Documentos e textos escritos no Japão, sobre histórias de guerras, batalhas, samurais e feudos, contam que os famosos guerreiros “Ninjas” eram tão exigidos nos seus treinamentos que desenvolviam a capacidade de antever coisas que estavam por acontecer. Não se tratava de um desenvolvimento de forças sobrenaturais que davam ao Ninja o poder da premonição; tratava-se do desenvolvimento da percepção do ambiente, sobre detalhes que para a maioria das pessoas poderia passar despercebido, mas que para eles, guerreiros treinados a exaustão, poderia significar o ponto de partida para reagir com velocidade máxima a uma situação de perigo (antes mesmo dela efetivamente ocorrer).
 
No nosso dia-a-dia existe uma enormidade de coisas que para grande parte das pessoas são apenas detalhes invisíveis. É interessante como deixamos de reparar, de perceber o que ocorre a nossa volta. Já reparou que você nunca presta atenção a um determinado modelo de carro, até que resolve ter um? Aí parece que todos os carros que você vê passar são justamente o tal.
 
O que você vê nessas figuras? Apenas folhas ao vento ou uma mulher de “bruços” (tecnicamente decúbito ventral)? Uma taça de vinho, uma cortina, ou uma mulher nua? Ou estaria vendo todas essas coisas ao mesmo tempo?

 

Essas figuras simbolizam o que eu chamaria de barreira do senso comum. Não ultrapassar essa barreira significa ver o que todo mundo vê, fazer o que todo mundo faz; transpô-la representa utilizar-se de conhecimentos científicos e a sabedoria adquirida para ir além (ver mais do que os outros, ver o que poucos ou ninguém vê).

 
Talvez a melhor pergunta seja o que você quer ver?

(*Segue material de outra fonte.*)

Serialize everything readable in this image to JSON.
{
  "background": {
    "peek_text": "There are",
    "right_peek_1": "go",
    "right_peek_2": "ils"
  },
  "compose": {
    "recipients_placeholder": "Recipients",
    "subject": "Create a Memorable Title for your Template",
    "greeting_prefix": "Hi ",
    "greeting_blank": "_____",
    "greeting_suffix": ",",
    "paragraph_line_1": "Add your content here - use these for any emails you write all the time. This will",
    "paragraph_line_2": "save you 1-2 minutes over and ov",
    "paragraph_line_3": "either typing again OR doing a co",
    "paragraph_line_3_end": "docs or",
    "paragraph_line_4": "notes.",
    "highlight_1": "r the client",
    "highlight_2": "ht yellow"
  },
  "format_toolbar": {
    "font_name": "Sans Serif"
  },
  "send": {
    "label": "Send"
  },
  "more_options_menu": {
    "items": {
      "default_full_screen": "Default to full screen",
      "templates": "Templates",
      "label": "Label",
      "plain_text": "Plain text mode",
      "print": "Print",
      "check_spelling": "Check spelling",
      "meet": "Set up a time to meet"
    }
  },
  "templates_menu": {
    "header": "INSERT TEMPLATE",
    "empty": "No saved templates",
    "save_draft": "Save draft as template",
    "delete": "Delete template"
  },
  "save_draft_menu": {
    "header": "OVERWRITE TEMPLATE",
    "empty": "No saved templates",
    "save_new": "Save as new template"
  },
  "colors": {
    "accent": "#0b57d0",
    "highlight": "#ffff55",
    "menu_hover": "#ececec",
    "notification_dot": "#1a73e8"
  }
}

E não o que você vê? O fato é que se você quer conhecer bem alguma coisa deve olhar a fundo (se aprofundar), o máximo possível. Quando penso que o que queremos conhecer a fundo é o futebol vejo a grande massa de conhecimento científico disponível aguardando para ser consumida e servir de energia para a transposição imediata da barreira mencionada.
 
Como já apontei em outras vezes podemos olhar para o jogo de futebol e ver aquilo que todo mundo vê (ou acha que vê). Isso não é difícil. Complexo e árduo é “mergulhar” no jogo e ver aquilo que poucos são capazes de ver.
 
Podemos nos apoiar em diversas lentes para refinar nosso olhar. Dentre os olhares possíveis, o da ciência, é no aspecto tático, o mais distante no quesito aplicação prática. Não pela inaplicabilidade ou ausência de teorias. O fato é que, o seu acesso (e não somente o acesso a ela) é dificultado por obstáculos paradigmáticos.
 
Dentro do jogo de futebol, é possível observar conceitos e princípios que podem ser lentes orientadoras para melhor enxergá-lo, melhor entendê-lo. Isso não é privilégio do futebol. Qualquer esporte, individual ou coletivo, de força ou resistência, assim como apresenta uma lógica (discutido no texto anterior) possui também princípios.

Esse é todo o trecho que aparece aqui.